The use of a pollen vaccine develops a certain degree of immunity, just as the use of ricin in minute doses develops the antitoxic antiricin; but no protein, vegetable or animal, is of itself an antitoxin. The claim that echinacea or lobelia, q. v., even if injected hypodermatically, has an antitoxic value in disease is preposterous; but it is a theoretical possibility that vegetable proteins, when injected, develop an immunizing body against their own action. If we were to find a vegetable protein that developed a train of pathologic symptoms paralleling those of some clinically defined disease, then it might be theoretically possible, by injecting a dilution of that protein, to establish a degree of immunity to the parallel disease. Nevertheless, this is pure theory. But it might be, for instance, that spasmodic asthma could be influenced by certain pollen proteins.

There are plenty of vegetable proteins upon which to experiment if one cares for such research.

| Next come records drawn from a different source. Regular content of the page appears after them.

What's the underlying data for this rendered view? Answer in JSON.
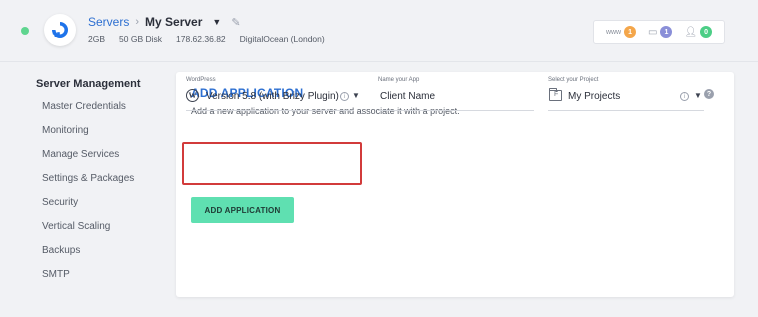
{
  "header": {
    "breadcrumb_root": "Servers",
    "breadcrumb_sep": "›",
    "server_name": "My Server",
    "meta": [
      "2GB",
      "50 GB Disk",
      "178.62.36.82",
      "DigitalOcean (London)"
    ],
    "stats": [
      {
        "label": "www",
        "count": "1",
        "color": "#f4a64a"
      },
      {
        "label": "",
        "count": "1",
        "color": "#8a8fd8"
      },
      {
        "label": "",
        "count": "0",
        "color": "#4cce86"
      }
    ],
    "status_color": "#5fd58f"
  },
  "sidebar": {
    "title": "Server Management",
    "items": [
      {
        "label": "Master Credentials"
      },
      {
        "label": "Monitoring"
      },
      {
        "label": "Manage Services"
      },
      {
        "label": "Settings & Packages"
      },
      {
        "label": "Security"
      },
      {
        "label": "Vertical Scaling"
      },
      {
        "label": "Backups"
      },
      {
        "label": "SMTP"
      }
    ]
  },
  "main": {
    "title": "ADD APPLICATION",
    "description": "Add a new application to your server and associate it with a project.",
    "help_glyph": "?",
    "fields": {
      "application": {
        "label": "WordPress",
        "value": "Version 5.8 (with Brizy Plugin)"
      },
      "app_name": {
        "label": "Name your App",
        "value": "Client Name"
      },
      "project": {
        "label": "Select your Project",
        "value": "My Projects"
      }
    },
    "submit_label": "ADD APPLICATION",
    "accent_color": "#2d6fd1",
    "button_color": "#5fe0b1",
    "highlight_color": "#d23b3b"
  }
}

The toxic ones - abrin, crotin, and ricin - should be handled infinitely diluted; but there are many of less toxicity.

Globulin may be readily separated from wheat or cotton-seed, amandin from almonds, corylin from hazel-nut, excelsin from Brazil-nut, edestin from hemp-seed, vignin from cow-pea, glycinin from soybean, legumin from the lentil or the vetch, phaseolin from kidney-bean, conglutin from blue lupine seed, and hordein from barley. (See Osborne on "The Vegetable Proteins," Longmans, Green & Co., London.)

The medicinal use of buckeye, horse-chestnut, anacardium, worm-seed, buckwheat, castor-bean, ignatia bean, jatropha (purging nut), butternut, peach seed, lobelia seed, nutmeg, Calabar bean, acorn kernels, cevadilla seed, kola nut, Kombe-seed, jambol-seed, tonka-bean, and host of other seeds and nuts, may, in some instances, be partly due to the activity of plant proteins, at least so far as hypodermic use is involved. But it will require a vast deal of laboratory research to bring to light anything of clinical significance. Meanwhile let us not assert that anything is a "vegetable antitoxin." But it may readily be that certain of the plant proteids may be of value in the production of some degree of immunity.